1. They accept surface level affection in place of true love.

A child has a deep seeded desire to be loved and appreciated. They look to their parents for feelings of caring, compassion, and affection. If a child grows up missing this vital piece of the puzzle they will find themselves as adults attempting to fill the void in their life. Rather than understanding the value of real love in their lives, they settle for surface level affection entering into toxic relationships with no regard for what else might actually be available to them.
2. They constantly feel guilty in life.
Often in these toxic homes, parents make comments to their children that insinuate that they should be grateful to have a roof over their head and food on their plate. They grow up feeling like they are a burden on their parents, and develop feelings of guilt anytime they think about their needs in life. This translates into their adult life. For example, they may feel guilty that their partner does something nice for them because they believe that they don’t deserve it.
3. They view the world around them as inherently unsafe.
As a child, your feelings of safety and security come from your parents creating that environment in the family home. Doing so allows children to realize that there are people and situations that they can trust, and they begin to develop the ability to differentiate between those that are and those that aren’t ‘safe.’ Without this feeling of safety, a child grows into an adult who believes that everything is unsafe and no one is worthy of their trust.
4. They have difficulty understanding boundaries.
When a child is denied the love and affection that they crave they will often look for it elsewhere as they grow up and are in contact with other adults in life. They begin to overcompensate as adults, believing that an abundance of love, attention, and affection is the key to demonstrating the love that they were lacking as a child. While it is well-intentioned, they struggle to understand that even their partner will need space from time to time.
5. They constantly question whether the people in their life really love them. 
Growing up in a home that lacks love and compassion, these individuals grow up accepting that a toxic, distant relationship like the one that they have with their parents is normal. When they find themselves in a relationship as an adult that breaks that pattern, they can’t help but question whether it is actually real, or if they are just waiting for the other shoe to drop.

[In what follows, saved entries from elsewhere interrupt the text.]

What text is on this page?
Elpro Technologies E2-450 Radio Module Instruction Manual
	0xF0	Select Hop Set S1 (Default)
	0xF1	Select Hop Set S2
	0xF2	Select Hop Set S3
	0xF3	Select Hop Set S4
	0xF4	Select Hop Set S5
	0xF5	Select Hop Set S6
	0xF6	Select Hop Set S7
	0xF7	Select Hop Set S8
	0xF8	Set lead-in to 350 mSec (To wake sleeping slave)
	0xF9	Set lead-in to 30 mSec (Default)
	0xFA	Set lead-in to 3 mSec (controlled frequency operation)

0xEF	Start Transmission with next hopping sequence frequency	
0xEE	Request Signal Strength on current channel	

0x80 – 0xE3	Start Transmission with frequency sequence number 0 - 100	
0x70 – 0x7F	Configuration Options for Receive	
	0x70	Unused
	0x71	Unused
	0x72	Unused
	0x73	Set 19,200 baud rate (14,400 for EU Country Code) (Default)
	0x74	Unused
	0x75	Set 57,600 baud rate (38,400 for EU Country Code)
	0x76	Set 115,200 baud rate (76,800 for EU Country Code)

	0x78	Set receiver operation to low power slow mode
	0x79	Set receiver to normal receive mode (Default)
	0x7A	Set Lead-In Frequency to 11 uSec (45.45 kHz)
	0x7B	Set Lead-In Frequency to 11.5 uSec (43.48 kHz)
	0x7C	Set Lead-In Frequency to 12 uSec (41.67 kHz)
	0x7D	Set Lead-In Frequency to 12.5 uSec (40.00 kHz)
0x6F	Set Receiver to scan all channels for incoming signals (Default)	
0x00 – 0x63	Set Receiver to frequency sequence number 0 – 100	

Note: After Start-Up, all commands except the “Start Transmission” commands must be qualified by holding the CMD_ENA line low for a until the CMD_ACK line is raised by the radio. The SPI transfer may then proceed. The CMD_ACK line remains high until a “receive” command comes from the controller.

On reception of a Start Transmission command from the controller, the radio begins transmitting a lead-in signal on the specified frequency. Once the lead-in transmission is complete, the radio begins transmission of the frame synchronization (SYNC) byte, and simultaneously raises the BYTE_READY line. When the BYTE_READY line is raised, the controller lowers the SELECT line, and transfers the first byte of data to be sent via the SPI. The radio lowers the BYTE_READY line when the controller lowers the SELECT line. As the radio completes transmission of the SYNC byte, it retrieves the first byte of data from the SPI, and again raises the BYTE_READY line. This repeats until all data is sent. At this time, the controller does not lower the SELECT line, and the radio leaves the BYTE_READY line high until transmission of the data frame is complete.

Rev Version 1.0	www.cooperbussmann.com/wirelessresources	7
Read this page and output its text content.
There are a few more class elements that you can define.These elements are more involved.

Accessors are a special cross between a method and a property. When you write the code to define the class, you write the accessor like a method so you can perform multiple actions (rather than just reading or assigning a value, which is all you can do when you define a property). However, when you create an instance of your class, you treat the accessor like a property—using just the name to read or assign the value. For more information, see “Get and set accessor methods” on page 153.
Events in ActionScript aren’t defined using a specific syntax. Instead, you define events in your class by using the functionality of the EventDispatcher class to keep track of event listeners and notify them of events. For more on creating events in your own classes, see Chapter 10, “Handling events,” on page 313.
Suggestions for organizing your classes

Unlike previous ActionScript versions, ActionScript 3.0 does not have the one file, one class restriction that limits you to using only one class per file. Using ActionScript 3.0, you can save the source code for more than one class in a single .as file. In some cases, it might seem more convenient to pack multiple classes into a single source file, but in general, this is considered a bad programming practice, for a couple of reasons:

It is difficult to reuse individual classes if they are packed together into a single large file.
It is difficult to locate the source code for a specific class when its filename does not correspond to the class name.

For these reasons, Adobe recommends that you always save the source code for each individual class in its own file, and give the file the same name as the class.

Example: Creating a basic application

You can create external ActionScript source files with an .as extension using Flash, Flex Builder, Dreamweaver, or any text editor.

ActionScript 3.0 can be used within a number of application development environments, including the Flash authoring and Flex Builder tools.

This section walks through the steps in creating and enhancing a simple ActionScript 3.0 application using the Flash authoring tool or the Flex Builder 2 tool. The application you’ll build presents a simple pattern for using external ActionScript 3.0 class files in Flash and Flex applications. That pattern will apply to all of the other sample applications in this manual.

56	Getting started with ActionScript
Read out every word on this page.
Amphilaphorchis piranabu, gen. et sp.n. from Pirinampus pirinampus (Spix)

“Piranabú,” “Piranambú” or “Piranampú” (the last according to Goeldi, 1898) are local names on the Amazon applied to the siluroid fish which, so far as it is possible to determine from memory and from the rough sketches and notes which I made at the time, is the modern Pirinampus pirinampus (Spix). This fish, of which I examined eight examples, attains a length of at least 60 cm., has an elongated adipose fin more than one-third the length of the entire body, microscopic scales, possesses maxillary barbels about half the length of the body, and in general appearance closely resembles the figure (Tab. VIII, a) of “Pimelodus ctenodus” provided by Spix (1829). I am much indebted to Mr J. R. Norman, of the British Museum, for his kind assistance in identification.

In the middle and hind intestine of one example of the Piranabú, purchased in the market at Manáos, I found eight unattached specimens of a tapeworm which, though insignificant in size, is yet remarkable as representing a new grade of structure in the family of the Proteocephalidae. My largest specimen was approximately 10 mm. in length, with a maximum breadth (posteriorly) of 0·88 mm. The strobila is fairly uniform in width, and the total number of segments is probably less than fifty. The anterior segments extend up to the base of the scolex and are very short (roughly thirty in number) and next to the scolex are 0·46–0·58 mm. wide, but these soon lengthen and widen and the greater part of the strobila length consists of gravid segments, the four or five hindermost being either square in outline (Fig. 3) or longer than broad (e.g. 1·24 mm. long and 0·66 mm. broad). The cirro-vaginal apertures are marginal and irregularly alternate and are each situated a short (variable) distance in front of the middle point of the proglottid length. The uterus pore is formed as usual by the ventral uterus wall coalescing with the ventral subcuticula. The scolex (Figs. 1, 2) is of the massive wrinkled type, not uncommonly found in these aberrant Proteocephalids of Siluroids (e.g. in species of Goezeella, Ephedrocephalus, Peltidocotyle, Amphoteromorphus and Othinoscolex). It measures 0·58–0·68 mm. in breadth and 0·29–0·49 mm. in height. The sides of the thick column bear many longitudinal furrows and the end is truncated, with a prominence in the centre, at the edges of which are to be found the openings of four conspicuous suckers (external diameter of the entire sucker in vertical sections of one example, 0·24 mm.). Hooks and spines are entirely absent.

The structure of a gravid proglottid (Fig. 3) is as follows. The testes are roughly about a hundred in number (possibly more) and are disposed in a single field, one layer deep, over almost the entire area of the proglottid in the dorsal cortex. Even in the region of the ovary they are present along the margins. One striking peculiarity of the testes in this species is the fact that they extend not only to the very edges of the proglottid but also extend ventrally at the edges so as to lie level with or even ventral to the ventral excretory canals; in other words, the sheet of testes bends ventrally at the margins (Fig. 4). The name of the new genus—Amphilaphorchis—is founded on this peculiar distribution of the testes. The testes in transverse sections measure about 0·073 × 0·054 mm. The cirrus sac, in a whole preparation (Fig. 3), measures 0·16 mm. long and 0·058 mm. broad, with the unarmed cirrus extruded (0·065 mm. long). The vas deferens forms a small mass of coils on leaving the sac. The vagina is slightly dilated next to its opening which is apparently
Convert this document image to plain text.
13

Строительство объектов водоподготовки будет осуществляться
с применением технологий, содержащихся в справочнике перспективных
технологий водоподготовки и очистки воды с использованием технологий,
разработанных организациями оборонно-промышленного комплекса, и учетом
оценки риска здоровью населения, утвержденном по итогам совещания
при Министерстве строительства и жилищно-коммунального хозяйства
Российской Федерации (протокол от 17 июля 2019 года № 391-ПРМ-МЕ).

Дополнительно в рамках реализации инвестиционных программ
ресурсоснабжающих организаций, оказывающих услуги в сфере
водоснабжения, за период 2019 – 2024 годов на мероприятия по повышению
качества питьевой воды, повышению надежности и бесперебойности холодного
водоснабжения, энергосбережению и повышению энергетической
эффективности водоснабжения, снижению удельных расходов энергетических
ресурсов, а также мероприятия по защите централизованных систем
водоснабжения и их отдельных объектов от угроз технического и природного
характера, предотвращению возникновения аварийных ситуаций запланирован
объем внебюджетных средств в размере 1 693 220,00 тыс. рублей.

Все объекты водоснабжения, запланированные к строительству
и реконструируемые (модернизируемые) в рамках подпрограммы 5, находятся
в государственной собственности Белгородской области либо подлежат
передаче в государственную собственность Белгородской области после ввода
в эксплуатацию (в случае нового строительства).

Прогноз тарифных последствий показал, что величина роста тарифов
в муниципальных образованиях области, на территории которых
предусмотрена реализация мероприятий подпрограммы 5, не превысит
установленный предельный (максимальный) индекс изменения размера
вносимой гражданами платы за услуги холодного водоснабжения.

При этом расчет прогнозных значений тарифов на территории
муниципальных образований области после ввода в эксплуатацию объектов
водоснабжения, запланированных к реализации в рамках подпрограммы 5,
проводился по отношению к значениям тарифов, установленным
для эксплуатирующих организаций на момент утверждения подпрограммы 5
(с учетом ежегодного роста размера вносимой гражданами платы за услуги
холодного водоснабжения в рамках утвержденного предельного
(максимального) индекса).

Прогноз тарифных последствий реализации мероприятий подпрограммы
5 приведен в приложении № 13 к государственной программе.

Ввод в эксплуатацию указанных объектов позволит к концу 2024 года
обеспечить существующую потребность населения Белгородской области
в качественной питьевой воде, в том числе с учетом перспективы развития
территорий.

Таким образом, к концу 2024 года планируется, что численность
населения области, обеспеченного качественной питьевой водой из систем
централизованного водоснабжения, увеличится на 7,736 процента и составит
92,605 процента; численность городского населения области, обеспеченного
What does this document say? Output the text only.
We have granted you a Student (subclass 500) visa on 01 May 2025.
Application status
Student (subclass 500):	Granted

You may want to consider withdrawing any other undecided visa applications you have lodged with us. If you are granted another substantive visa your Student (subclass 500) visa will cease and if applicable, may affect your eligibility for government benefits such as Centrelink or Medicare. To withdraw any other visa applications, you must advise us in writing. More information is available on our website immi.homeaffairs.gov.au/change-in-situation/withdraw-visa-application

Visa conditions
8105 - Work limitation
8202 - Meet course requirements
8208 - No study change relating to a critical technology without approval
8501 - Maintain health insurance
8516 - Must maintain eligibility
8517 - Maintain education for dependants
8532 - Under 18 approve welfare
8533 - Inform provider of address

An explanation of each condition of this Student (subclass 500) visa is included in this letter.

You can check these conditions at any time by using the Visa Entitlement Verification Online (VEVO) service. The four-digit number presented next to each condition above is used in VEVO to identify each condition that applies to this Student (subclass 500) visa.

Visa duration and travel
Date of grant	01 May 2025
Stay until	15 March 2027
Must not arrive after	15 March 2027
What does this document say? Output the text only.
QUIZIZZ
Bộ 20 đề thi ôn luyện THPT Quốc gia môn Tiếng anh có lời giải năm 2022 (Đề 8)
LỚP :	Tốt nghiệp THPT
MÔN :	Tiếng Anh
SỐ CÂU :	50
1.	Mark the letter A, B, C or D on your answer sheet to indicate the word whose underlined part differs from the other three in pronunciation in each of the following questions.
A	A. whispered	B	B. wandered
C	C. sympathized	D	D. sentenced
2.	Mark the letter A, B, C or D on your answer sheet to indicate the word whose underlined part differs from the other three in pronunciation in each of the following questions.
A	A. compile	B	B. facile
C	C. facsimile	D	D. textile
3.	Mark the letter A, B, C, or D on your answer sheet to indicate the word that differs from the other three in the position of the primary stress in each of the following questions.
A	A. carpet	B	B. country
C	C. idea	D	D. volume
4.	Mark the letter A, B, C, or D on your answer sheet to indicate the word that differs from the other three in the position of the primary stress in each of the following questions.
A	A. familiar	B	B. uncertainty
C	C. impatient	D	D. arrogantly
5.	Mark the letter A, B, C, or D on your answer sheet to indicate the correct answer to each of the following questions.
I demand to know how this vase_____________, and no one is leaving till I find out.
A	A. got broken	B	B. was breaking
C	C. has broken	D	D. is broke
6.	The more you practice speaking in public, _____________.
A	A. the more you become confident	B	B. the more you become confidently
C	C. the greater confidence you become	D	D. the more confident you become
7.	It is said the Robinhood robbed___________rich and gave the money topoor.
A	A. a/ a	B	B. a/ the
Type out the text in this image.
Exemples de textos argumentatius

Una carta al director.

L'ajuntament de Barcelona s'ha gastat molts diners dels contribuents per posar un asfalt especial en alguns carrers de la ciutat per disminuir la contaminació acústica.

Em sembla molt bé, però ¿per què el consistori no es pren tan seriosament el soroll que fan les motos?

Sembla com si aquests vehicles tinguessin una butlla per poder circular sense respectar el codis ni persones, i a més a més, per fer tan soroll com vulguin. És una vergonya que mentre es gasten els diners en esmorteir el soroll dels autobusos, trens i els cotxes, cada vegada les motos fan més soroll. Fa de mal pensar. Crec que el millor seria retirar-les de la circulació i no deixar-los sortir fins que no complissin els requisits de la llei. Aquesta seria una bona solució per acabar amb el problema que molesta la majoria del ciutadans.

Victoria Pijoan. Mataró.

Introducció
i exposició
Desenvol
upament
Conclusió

6. They struggle to ‘let anyone in.’
Children learn the foundation of relationship development through watching the adults in their life. They witness how their parents react with one another, as well as how they interact with others outside of the family unit as early as infants. Eventually, as they grow older, they start to mirror this activity learning first hand. When a child is missing this example of a positive relationship and doesn’t experience the feeling of connection first hand, they grow up distancing themselves from everyone in their life.
7. They often feel excluded in social settings due to their low self-esteem.
When children grow up constantly being scrutinized, judged and criticized they begin to learn that nothing that they do will ever be ‘good enough.’ This carries over into their adult lives, leaving them feeling as though everyone is judging them at all times. They often fail to take part in group settings for fear of being rejected, however, in doing so they feel excluded from the activities the group is taking part in. There may not even be any basis for these feelings, the group may not have said anything negative or have any negative views, but the feelings are so deeply rooted that they are unable to see past them.